It is estimated that each year hundreds of thousands of people across Scotland are targeted by scammers, yet it is believed that only around 5% of scams are reported. This could be because scams are not always noticeable. Furthermore, there is often a sense of helplessness as victims consider it will be difficult to find the scammer, or it is not worth it because they feel the amount in question was not high enough to justify taking it further. They simply cut their losses and move on. Sadly, for many, the “shame” of having allowed oneself to be scammed is a major contributing factor to so many scams going unreported. However we should be clear; it is not your fault if you have been scammed. An inclination to trust people is a positive quality, not something to be embarrassed about. Besides, scamming happens through a vicious psychological game which can be very difficult to detect.
Scamming costs people in Scotland around £400 million a year, which is likely to be a conservative estimate, given the low level of reporting. On occasion, people have lost their life savings to scammers. However, the consequences can go much deeper than that. People experience emotional trauma, feel violated and lose faith in others because of it.
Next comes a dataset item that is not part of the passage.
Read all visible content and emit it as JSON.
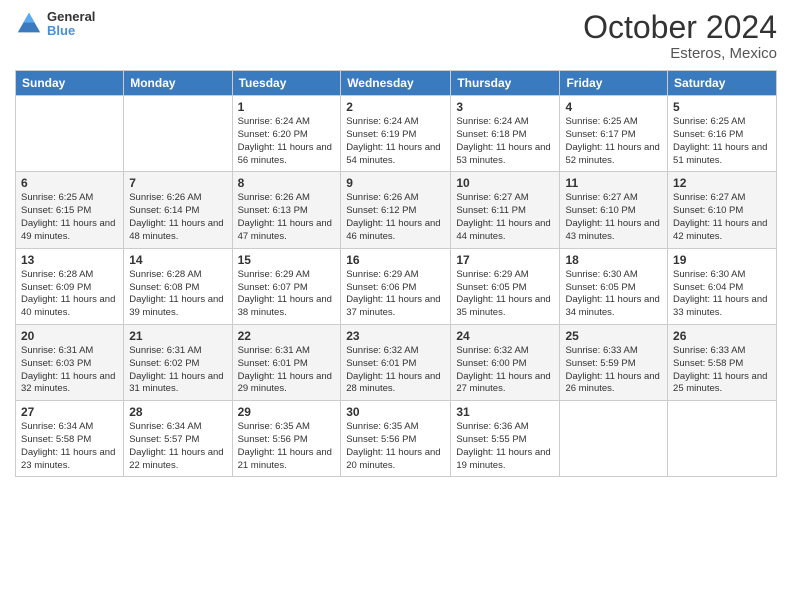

I have always been particularly perturbed by the fact that many scams are carried out within the presumed safety of people's own homes. Not every doorstep caller is out to scam people and doorstep calling in itself is not illegal; nevertheless, in order to protect consumers it is regulated by Consumer Law. Local Authorities do not have the authority to ban doorstep calling. What they are able to do is provide information and issue window stickers and posters that deter cold callers from knocking on your door. North Ayrshire Council issues free “No Cold Calling” posters on request, which you can stick to your front door. Under the Consumer Protection from Unfair Trading Regulations 2008, it may be a criminal offence for a trader to ignore such a sign. Traders involved in doorstep crime can be reported to North Ayrshire Trading Standards on 01294 310100 or with an email to:
As so many people know to their cost, scammers also operate by telephone, online and post. Who hasn't had an announcement they have won a fortune popping up on their computer screen for a prize draw they never entered, or received a phone call announcing they were entitled to compensation following a road accident they never had? There are even scammers who pretend to fall in love, to rob vulnerable people of their savings. Temptation is offered in every possible form.
To help raise awareness of scamming, Citizens Advice Scotland is providing expert guidance to people in learning how to identify and avoid becoming victims of scam activity.
Throughout July, Citizens Advice Scotland will provide information on a different form of scamming each week. For further details, please visit nacasadvice.org.uk or contact North Ayrshire Citizens Advice on 01294 467 848.
You may have fallen victim to a scam yourself. If so, I’m sure your biggest wish is that you had known that what you were being offered was a scam. This is why awareness is key; to fight these despicable practices. The more people are informed, the more likely people are to recognise a scam in advance and hang up the phone, tear up the letter, delete that email or shut the door. Scamming will always be with us. What we need to do is to be alert to it and try to ensure we don’t fall victim.